Microscope
- Designers: Ben Robbins
- Publishers: Lame Mage Productions
- Publication: 2011

= Microscope (role-playing game) =

Tabletop role-playing game

Microscope is an indie role-playing game in which players create a fictional historical timeline, then zoom in to role-play specific events on that timeline. It was designed by Ben Robbins and released by Lame Mage Productions in 2011.

==Description==
Microscope is a role-playing game with no gamemaster and requiring no preparation time. Players first collaboratively create a fictional timeline with a start and end point.

Once the segment of timeline has been set, players take turns focusing on specific points on the timeline, adding details of events and personalities. At this point, the rules forbid players from contradicting anything that has already been said, and players cannot collude.

Once these details have been set, the players can zoom in on a specific event in the timeline and collaboratively roleplay a given scene.
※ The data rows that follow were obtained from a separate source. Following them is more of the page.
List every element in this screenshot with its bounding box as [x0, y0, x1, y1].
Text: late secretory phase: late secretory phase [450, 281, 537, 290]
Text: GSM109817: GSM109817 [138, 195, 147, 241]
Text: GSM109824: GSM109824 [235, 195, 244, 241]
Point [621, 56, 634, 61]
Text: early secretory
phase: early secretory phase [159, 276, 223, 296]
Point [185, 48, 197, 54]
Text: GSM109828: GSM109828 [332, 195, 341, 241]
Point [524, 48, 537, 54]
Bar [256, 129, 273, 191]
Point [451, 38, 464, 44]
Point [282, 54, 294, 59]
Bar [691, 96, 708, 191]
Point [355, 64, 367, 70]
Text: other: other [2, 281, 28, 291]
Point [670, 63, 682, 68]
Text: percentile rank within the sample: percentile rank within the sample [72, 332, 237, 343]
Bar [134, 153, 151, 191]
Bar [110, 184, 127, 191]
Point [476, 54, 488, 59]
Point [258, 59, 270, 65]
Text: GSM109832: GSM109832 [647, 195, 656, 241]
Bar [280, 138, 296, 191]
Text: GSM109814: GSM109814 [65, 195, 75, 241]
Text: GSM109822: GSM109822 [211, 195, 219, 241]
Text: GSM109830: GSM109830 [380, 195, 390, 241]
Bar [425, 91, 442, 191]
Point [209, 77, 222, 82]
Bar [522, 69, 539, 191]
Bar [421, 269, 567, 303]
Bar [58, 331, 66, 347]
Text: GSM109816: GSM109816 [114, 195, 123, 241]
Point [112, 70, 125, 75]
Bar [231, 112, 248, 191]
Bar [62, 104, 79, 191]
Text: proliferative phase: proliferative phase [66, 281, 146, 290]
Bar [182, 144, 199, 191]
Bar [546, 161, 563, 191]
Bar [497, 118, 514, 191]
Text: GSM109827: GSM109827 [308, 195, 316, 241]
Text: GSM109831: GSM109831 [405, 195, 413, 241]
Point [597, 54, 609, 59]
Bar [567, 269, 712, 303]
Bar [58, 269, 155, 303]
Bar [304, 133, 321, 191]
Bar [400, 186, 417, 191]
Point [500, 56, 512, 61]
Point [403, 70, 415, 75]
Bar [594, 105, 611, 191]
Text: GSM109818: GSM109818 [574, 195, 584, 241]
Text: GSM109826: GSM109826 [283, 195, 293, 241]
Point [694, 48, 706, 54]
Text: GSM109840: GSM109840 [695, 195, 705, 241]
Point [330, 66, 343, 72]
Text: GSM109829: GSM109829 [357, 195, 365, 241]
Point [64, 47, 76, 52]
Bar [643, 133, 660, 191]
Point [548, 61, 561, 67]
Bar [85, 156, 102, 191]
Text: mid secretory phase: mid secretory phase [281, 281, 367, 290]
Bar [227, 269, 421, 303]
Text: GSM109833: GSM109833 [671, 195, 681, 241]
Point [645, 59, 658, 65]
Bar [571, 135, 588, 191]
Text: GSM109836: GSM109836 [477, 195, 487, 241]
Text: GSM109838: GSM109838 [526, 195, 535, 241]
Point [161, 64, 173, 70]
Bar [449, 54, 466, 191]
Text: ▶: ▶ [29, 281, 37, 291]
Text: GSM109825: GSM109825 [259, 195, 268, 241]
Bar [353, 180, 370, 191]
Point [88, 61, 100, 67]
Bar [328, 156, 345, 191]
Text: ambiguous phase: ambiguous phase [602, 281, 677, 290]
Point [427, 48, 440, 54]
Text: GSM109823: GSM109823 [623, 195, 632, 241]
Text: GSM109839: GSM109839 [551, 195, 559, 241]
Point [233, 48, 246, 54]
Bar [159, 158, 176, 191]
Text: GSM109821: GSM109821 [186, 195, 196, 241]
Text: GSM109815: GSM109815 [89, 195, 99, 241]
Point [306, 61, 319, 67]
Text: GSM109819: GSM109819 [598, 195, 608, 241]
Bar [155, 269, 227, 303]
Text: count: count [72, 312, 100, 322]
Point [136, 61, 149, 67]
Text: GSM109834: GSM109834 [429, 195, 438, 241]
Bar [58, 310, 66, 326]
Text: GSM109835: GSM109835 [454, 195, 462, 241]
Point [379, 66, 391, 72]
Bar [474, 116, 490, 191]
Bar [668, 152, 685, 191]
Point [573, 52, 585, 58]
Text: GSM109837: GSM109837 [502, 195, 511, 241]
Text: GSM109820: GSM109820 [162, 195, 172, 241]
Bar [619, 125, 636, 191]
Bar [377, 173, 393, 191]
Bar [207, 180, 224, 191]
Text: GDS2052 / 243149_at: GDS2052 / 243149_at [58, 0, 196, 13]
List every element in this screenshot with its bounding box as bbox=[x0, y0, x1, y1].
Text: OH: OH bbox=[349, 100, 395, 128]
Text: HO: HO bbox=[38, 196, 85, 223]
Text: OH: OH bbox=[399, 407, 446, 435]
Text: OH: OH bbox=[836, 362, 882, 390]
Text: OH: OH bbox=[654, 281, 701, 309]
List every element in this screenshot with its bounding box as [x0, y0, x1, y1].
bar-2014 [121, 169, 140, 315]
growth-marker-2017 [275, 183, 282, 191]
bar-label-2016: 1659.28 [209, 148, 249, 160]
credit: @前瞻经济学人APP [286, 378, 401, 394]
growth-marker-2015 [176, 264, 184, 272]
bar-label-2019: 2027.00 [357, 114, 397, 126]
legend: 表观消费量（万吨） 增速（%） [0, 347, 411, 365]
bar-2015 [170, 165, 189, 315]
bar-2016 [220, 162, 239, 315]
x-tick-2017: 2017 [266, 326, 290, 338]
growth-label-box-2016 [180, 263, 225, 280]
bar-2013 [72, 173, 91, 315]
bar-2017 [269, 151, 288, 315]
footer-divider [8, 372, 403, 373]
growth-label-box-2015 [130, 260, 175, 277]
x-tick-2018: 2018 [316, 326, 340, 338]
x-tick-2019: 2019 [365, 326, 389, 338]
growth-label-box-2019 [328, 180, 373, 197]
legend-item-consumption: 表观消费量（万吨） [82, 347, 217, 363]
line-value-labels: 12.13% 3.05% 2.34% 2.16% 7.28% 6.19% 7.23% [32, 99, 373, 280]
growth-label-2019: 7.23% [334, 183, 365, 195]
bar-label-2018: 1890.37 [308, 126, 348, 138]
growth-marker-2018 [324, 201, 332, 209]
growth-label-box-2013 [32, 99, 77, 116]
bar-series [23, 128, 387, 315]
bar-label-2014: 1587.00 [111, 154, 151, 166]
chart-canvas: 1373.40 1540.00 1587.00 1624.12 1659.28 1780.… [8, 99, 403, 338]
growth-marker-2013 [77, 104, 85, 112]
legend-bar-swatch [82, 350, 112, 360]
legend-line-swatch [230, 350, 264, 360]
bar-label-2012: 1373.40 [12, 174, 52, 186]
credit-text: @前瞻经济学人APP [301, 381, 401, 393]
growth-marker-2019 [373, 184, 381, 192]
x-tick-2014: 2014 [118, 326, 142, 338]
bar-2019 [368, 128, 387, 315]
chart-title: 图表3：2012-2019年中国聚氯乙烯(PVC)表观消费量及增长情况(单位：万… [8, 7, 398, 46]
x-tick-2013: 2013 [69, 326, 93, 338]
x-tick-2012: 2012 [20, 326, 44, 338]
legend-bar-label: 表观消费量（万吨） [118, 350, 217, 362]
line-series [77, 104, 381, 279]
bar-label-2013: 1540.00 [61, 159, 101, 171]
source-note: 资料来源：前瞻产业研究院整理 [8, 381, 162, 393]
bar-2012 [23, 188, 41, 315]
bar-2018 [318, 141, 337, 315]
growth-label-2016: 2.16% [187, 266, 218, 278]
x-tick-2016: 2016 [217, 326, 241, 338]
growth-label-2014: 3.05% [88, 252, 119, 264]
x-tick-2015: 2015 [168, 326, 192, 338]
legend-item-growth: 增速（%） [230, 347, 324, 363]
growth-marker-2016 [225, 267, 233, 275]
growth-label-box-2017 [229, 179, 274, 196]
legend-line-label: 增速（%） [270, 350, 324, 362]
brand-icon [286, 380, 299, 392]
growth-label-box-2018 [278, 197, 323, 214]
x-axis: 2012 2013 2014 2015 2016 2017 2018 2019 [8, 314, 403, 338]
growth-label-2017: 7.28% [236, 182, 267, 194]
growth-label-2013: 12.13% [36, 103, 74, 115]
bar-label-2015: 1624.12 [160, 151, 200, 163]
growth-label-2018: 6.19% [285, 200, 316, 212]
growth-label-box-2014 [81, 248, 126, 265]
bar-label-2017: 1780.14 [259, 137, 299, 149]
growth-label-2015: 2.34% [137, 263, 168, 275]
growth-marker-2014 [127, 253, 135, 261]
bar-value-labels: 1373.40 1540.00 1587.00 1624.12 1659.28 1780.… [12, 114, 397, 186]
Game historian Stu Horvath uses the example of the timeline being a king's reign starting with his ascension to the throne and ending in his death. One player might create an event on that timeline about a mad knight murdering some people. Another player might add another event following that on the timeline to illustrate how the knight's madness affected the kingdom, or a preceding event on the timeline foretelling of the madness. The players could then possibly choose to zoom in on the day of madness and roleplay events of the day.

==Publication history==
Ben Robbins designed Microscope, which was published by Lame Mage Productions in 2011 as an 80-page softcover book. Later in the decade, the game was translated into several languages including Italian (Microscopi, Space Orange 42, 2019), Catalan (Microscopi, Maqui Editions, 2020), and German (Microscope, Uhrwerk Verlag, 2020).

==Reception==
Writing for Boing Boing, Katherine Cross commented, "The game forces you to answer that crucial question, why, again and again, and this is where it chisels away at tropes. When you ask why [...] you'll at the very least produce a much more interesting setting." Cross concluded, "It's the perfect setting-creator and a brilliant way to democratise setting creation in games that involve GMs. It is specifically designed to draw on the particularities of each player's creativity, while also taking consent seriously."

In his 2023 book Monsters, Aliens, and Holes in the Ground, RPG historian Stu Horvath noted, "Microscope takes on massively complicated concepts, like time and history, and provides elegant rules for navigating them in a way that is both thought provoking and fun." Horvath concluded, "It didn't seem possible for the mechanics to be so simple and versatile, nor did it seem that an elaborate timeline could give way to stories that surprised everyone at the table. Yet that's exactly what Microscope does."

==Awards==
At the 2016 Indie RPG Award, the supplement Microscope Explorer won in the category "Indie Supplement of the Year".

==Legacy==
Microscope inspired the game mechanics of subsequent worldbuilding role-playing games, including I'm Sorry Did You Say Street Magic.